Appeal allowed.[[298]]
GALVESTON, H. & S. A. R. CO. v. SPINKS
Court of Civil Appeals, Texas, May 28, 1896.
Reported in 13 Texas Civil Appeals, 542.
Williams, Associate Justice. This case is submitted upon the facts found by the court below, upon an assignment which questions the correctness of the conclusion of law based upon them. In brief, those facts are, that appellant owns in fee a strip of land upon which its railroad is laid, and on each side of which lie cultivated lands owned by appellee. Upon the land owned by appellant there stands a natural growth of tall trees which shade and injure the crops upon appellee’s adjacent land, and also saps such land of its fertility. For this injury to crops and land the judgment appealed from was rendered. No act of defendant is shown beyond the construction and maintenance of its road and its omission to cut down its trees, it having removed only such portion of them as was necessary to permit the repair of its road and the operation of its trains. We know of no principle of law which authorizes the judgment. The land and the trees are the property of appellant, and it has the same right to them that appellee has to his land and crops. The exercise of one right is not an invasion of the other. If the presence of the trees impairs the productiveness of appellee’s land, or if the cultivation of the latter would injure the trees, these results would constitute no wrong by one owner to the other, but would only be the incidents of their ownership. No breach of any duty owed by appellant to appellee is shown. It is not stated that the roots or the branches of the trees penetrate or overhang appellee’s land. If they did, appellee had the right to remove such roots or branches as entered or overhung his land, or if damage was caused by them, it may be true that he could maintain an action for such damage. Wood on Nuisances, 112, 113, 306.

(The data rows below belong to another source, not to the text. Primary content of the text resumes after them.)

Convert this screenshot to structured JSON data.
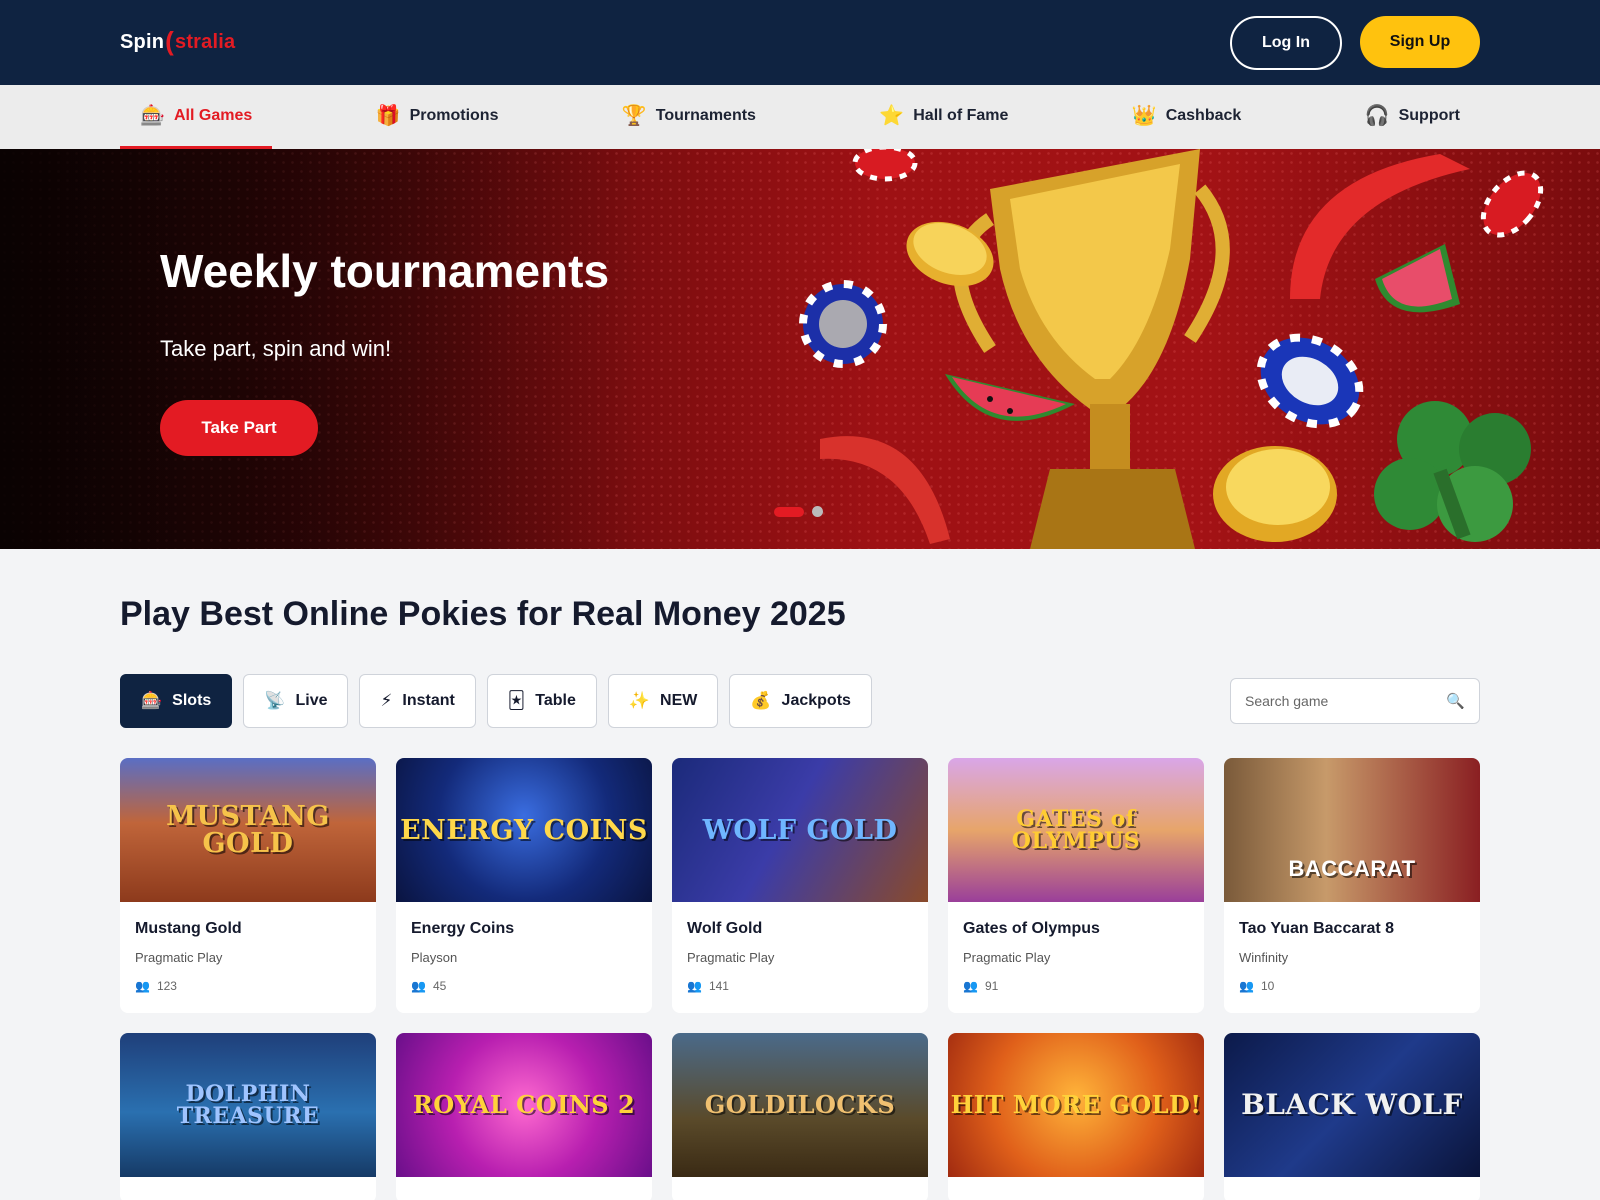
{
  "header": {
    "logo_part1": "Spin",
    "logo_sep": "(",
    "logo_part2": "stralia",
    "login_label": "Log In",
    "signup_label": "Sign Up"
  },
  "nav": {
    "items": [
      {
        "label": "All Games",
        "icon": "slot-machine-icon",
        "glyph": "🎰"
      },
      {
        "label": "Promotions",
        "icon": "gift-icon",
        "glyph": "🎁"
      },
      {
        "label": "Tournaments",
        "icon": "trophy-icon",
        "glyph": "🏆"
      },
      {
        "label": "Hall of Fame",
        "icon": "star-icon",
        "glyph": "⭐"
      },
      {
        "label": "Cashback",
        "icon": "crown-icon",
        "glyph": "👑"
      },
      {
        "label": "Support",
        "icon": "headphones-icon",
        "glyph": "🎧"
      }
    ]
  },
  "hero": {
    "title": "Weekly tournaments",
    "subtitle": "Take part, spin and win!",
    "cta": "Take Part"
  },
  "main": {
    "heading": "Play Best Online Pokies for Real Money 2025",
    "search_placeholder": "Search game",
    "filters": [
      {
        "label": "Slots",
        "icon": "slot-machine-icon",
        "glyph": "🎰"
      },
      {
        "label": "Live",
        "icon": "satellite-icon",
        "glyph": "📡"
      },
      {
        "label": "Instant",
        "icon": "lightning-icon",
        "glyph": "⚡"
      },
      {
        "label": "Table",
        "icon": "playing-card-icon",
        "glyph": "🃏"
      },
      {
        "label": "NEW",
        "icon": "sparkles-icon",
        "glyph": "✨"
      },
      {
        "label": "Jackpots",
        "icon": "money-bag-icon",
        "glyph": "💰"
      }
    ]
  },
  "games": [
    {
      "name": "Mustang Gold",
      "provider": "Pragmatic Play",
      "players": "123",
      "art": "MUSTANG GOLD",
      "art_color": "#f6c34a"
    },
    {
      "name": "Energy Coins",
      "provider": "Playson",
      "players": "45",
      "art": "ENERGY COINS",
      "art_color": "#ffd84a"
    },
    {
      "name": "Wolf Gold",
      "provider": "Pragmatic Play",
      "players": "141",
      "art": "WOLF GOLD",
      "art_color": "#6fb6ff"
    },
    {
      "name": "Gates of Olympus",
      "provider": "Pragmatic Play",
      "players": "91",
      "art": "GATES of OLYMPUS",
      "art_color": "#ffcc33"
    },
    {
      "name": "Tao Yuan Baccarat 8",
      "provider": "Winfinity",
      "players": "10",
      "art": "BACCARAT",
      "art_color": "#ffffff"
    }
  ],
  "games_row2": [
    {
      "art": "DOLPHIN TREASURE",
      "art_color": "#9fc4ff"
    },
    {
      "art": "ROYAL COINS 2",
      "art_color": "#ffd23a"
    },
    {
      "art": "GOLDILOCKS",
      "art_color": "#f0c070"
    },
    {
      "art": "HIT MORE GOLD!",
      "art_color": "#ffd23a"
    },
    {
      "art": "BLACK WOLF",
      "art_color": "#f1f1f1"
    }
  ]
}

But no such case is made here either in the statement of the cause of action or in the facts found by the court. It is not shown that appellee has not kept its right of way in proper condition for the safe and proper operation of its trains, but the contrary is inferable from the findings. Had it failed to do so, this might be a breach of the duty which it owed to those interested in the manner in which it conducted its road, but not of one due to appellee to protect his land and crops from such damage as that of which he complains. It is urged that as there is no statement of facts, we should presume that enough was shown to sustain the judgment. But the conclusions of the trial judge show affirmatively the facts upon which the judgment is rendered, and the conclusion of law based upon those facts was excepted to by appellant in the court below and is erroneous. It is not a case where there is an omission to find some fact, but one in which a ruling erroneous in law is grounded upon facts found.
Reversed and rendered.
BACHELDER v. HEAGAN
Supreme Judicial Court, Maine, July Term, 1840.
Reported in 18 Maine Reports, 32.
The action was trespass on the case, to recover damages, alleged to have been done to the plaintiffs’ land, and to the fences and growth thereon, by the negligence of the defendant in setting a fire on his own land, near to the land of the plaintiffs, and in not carefully keeping the same.
At the trial before Emery, J., evidence was introduced by both parties. The counsel for the plaintiffs requested the judge to instruct the jury, that the plaintiffs were entitled to a verdict, if they were satisfied from the evidence, that the damage was occasioned by the defendant’s fire, unless he satisfied them that it was not through negligence or mismanagement on his part. The judge instructed the jury, that the burthen of proof was upon the plaintiffs to satisfy them, beyond a reasonable doubt, that the damage was occasioned by the defendant’s fire, and through the carelessness and negligence of the defendant in keeping the same; such carelessness and negligence being alleged in the plaintiffs’ declaration, and it not being contended by the plaintiffs that the fire was wilfully and maliciously set by the defendant. On the return of a verdict for the defendant, the plaintiffs filed exceptions to the ruling of the judge.[[299]]
The opinion of the Court was by
Weston, C. J. By the ancient common law, or custom of the realm, if a house took fire, the owner was held answerable for any injury thereby occasioned to others. This was probably founded upon some presumed negligence or carelessness, not susceptible of proof. The hardship of this rule was corrected by the statute of 6 Ann. c. 31, which exempted the owner from liability, where the fire was occasioned by accident. The rule does not appear to have been applied to the owner of a field, where a fire may have been kindled. It may frequently be necessary to burn stubble or other matter which encumbers the ground. It is a lawful act, unless kindled at an improper time or carelessly managed. Baron Comyns states, that an action of the case lies, at common law, against the owner of a house which takes fire, by which another is injured, and adds, “so if a fire be kindled in a yard or close, to burn stubble, and by negligence it burns corn in an adjoining close.” Com. Dig. Action of the Case for Negligence, A. 6.